Original post in ℳontegasppα’s Thoughts
I’ve been really astonished by an unexpected fact: Computer technicians are afraid of knowledge. 😱
I’m telling you something happened with my team with no fear of diminishing anyone, ’cause the behaviour I’m describing isn’t an isolated case, but common to many technicians, if not to most of us.
I brought to my team a paper about algebraic data types that was relevant to a project we was designing. The team reactions were since unbelief and repudiation to pure horror.
And it was nothing but a trivial academic paper on Technology!!

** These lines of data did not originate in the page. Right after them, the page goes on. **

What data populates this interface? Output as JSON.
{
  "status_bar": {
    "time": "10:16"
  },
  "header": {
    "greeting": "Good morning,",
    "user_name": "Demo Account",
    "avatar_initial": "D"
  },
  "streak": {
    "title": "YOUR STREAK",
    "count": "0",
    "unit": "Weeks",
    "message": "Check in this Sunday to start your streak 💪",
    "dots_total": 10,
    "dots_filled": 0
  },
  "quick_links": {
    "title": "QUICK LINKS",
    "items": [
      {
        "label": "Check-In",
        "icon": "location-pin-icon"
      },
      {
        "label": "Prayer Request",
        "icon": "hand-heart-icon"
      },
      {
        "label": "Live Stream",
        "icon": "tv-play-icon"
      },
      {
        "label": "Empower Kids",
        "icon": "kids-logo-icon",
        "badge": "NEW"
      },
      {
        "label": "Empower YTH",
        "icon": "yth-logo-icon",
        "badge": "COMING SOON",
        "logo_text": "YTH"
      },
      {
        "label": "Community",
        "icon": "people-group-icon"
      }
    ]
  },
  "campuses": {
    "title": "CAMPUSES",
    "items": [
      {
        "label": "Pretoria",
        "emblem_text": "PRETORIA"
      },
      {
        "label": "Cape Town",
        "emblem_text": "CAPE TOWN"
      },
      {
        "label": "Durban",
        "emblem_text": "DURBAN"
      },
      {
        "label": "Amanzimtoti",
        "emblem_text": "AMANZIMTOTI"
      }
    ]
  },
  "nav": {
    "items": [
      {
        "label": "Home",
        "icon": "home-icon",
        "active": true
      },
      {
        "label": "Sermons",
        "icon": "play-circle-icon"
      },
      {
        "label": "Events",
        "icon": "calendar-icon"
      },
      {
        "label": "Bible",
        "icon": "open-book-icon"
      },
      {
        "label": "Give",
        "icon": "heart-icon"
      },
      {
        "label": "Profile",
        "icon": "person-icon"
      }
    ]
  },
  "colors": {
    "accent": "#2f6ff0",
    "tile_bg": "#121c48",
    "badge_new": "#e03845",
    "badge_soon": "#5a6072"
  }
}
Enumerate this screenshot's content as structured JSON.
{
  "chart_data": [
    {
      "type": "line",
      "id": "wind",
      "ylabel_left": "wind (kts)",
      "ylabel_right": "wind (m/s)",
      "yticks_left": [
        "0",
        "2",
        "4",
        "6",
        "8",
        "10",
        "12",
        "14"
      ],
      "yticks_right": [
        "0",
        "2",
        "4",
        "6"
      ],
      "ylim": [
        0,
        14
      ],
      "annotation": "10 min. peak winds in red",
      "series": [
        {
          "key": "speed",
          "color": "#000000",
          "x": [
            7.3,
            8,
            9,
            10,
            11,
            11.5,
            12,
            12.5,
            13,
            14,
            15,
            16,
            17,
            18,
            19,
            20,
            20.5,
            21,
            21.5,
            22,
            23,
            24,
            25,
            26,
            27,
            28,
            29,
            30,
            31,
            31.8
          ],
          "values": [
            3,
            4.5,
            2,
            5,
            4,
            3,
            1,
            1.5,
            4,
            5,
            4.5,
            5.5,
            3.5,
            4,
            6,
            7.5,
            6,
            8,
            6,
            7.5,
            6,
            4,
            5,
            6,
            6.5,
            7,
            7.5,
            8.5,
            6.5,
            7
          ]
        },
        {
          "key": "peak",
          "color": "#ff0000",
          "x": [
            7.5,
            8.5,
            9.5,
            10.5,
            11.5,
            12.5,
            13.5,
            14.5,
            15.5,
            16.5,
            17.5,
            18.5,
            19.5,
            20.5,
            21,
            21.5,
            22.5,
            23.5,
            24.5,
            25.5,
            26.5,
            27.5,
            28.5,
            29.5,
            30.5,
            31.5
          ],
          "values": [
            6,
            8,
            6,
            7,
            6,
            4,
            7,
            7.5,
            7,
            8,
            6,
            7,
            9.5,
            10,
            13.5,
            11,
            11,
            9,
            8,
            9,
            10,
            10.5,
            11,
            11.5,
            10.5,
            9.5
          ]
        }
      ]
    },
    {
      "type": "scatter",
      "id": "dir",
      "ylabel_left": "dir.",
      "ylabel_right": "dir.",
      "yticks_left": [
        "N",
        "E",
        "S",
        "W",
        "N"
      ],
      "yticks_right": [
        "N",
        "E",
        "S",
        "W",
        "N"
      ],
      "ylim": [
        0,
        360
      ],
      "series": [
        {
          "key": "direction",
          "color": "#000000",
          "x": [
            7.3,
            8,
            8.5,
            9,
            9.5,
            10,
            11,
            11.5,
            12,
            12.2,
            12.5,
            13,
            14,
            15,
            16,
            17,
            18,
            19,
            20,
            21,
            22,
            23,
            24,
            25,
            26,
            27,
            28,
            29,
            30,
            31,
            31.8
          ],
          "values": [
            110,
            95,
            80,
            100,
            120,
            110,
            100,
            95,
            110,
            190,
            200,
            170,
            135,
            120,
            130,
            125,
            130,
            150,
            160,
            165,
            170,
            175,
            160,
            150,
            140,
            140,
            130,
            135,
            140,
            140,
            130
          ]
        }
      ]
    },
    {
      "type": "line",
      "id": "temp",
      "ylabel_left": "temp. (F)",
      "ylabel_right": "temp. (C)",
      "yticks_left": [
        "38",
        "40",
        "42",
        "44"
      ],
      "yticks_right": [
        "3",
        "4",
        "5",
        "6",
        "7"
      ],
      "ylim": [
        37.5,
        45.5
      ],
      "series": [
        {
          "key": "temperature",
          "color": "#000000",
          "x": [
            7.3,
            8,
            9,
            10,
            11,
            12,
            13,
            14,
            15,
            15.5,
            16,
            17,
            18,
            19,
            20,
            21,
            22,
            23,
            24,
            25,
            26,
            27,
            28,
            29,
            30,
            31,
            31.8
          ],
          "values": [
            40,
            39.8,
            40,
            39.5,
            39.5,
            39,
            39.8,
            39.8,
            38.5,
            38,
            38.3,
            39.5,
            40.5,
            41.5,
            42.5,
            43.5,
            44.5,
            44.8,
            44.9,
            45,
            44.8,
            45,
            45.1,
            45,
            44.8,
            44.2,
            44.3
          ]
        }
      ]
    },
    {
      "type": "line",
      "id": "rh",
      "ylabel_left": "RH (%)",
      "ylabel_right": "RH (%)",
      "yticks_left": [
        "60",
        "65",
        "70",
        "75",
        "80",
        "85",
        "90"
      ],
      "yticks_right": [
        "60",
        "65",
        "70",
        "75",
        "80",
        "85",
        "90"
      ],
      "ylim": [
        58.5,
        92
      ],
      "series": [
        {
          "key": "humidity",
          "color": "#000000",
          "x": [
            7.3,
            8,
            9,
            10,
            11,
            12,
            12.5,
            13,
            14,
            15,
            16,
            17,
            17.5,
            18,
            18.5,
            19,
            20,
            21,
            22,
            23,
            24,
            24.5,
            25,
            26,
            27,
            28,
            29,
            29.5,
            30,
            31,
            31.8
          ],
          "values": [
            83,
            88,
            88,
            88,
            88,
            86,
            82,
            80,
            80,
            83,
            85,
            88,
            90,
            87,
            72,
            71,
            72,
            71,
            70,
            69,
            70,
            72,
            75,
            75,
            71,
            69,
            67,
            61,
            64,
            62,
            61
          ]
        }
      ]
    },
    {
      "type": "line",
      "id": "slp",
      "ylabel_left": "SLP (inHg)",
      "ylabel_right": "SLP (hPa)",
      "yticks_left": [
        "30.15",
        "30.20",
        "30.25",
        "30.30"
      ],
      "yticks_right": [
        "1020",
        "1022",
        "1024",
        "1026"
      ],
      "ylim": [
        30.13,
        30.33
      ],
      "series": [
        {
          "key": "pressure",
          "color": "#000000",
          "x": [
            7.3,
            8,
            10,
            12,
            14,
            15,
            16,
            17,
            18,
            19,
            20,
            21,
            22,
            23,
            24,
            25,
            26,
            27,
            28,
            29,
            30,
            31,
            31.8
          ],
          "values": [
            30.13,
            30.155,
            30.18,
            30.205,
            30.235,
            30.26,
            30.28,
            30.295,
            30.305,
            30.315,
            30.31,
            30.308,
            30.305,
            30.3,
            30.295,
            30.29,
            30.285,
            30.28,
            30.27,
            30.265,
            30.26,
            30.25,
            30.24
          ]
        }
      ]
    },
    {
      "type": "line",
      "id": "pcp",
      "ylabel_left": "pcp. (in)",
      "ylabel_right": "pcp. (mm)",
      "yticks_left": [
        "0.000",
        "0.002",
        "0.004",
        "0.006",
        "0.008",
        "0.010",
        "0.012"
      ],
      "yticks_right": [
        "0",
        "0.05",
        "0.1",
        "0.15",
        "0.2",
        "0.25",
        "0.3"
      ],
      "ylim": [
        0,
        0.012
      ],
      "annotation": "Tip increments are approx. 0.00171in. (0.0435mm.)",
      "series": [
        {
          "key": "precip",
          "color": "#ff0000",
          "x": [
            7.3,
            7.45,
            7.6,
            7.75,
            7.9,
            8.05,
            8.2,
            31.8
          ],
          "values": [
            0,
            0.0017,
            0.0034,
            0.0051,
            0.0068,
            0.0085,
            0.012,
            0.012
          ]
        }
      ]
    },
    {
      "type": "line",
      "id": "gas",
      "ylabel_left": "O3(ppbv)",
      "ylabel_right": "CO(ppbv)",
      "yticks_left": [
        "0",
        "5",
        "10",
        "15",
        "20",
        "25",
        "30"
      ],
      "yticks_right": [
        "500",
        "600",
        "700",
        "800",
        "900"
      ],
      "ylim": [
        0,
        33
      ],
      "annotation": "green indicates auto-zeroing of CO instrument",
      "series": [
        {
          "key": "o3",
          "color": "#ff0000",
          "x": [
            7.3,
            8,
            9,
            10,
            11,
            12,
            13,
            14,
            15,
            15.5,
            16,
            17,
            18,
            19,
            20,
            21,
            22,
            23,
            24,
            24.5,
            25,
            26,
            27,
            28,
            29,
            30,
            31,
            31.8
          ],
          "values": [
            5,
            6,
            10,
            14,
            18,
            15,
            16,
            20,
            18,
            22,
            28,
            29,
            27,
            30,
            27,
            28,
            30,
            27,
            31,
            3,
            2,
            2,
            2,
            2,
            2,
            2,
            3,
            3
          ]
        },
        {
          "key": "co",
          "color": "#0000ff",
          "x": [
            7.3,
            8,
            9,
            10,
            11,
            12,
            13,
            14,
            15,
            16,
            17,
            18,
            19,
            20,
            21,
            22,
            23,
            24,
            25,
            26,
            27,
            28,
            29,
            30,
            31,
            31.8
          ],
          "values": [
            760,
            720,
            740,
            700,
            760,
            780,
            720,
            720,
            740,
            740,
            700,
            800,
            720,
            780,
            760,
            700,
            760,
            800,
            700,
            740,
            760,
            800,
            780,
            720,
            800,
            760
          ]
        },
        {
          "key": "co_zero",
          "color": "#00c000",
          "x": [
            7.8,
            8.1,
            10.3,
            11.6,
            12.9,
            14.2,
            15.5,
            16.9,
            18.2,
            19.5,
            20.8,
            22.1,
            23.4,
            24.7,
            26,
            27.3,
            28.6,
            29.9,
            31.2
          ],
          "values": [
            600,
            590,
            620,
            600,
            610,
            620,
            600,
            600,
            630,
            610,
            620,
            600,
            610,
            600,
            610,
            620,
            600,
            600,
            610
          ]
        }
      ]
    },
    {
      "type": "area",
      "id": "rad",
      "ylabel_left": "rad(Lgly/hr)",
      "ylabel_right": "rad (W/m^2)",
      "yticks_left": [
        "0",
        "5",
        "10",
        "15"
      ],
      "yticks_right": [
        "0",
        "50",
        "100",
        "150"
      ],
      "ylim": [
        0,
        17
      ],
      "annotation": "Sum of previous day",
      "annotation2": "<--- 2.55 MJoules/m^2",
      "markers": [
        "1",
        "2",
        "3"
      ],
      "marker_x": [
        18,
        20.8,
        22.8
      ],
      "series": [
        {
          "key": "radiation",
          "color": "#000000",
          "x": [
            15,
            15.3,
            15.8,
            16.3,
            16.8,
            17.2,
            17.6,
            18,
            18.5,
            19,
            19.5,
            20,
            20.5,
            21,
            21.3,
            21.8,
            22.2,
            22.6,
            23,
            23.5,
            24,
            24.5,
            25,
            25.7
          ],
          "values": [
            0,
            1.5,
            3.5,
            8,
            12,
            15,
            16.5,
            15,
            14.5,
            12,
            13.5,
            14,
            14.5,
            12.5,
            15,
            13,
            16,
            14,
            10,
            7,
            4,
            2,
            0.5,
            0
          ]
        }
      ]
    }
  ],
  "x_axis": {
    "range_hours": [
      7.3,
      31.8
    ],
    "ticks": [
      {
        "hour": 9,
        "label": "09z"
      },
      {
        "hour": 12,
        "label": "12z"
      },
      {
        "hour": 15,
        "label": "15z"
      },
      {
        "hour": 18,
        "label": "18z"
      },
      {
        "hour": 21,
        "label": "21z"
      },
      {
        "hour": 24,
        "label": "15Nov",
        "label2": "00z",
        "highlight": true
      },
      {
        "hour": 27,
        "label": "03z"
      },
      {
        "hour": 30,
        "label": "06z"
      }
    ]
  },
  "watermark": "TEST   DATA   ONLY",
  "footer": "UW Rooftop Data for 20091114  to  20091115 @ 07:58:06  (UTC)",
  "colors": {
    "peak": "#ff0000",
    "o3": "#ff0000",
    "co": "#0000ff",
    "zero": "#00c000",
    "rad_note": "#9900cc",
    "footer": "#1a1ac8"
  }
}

Thenceforth I’ve been paying attention to how technicians learn, and I discovered a very annoying reallity: technicians have learned from professional panelists¹ and programming gurudons instead of from formal education; they use tech-communities as information source instead of a place for sharing it. 😲
So the academic slang sounds alien for most of software developers.
This week I was debating with an external asset, and he was defending a plausable approach, but high-costed. I argued that approach, though plausable, aggregates not enough value to justify the associated cost.
So he told me: “We technicians have always done that way, so it’s the right way.” But I’m a technician too! 😤
That was my answer: that argument works for non-technicians; for me, he needed to present a well-grounded technical explanation. And he wasn’t able to do that.
That’s the same problem: an unaware technician trying to trick others to fake knownledge. Unfortunately it’s the standard.
I’m here begging you to get out of panelists and gurudons, and rather inform yourselves from proper sources; use communities to share your experience, not in search of education.
If you wanna watch some good tech videos, refer to academic ones, TED, TEDEd, and TEDx, not stage developers and showman speakers.
Please…
¹I’m using the word panelist as pejorative for “stage speaker”.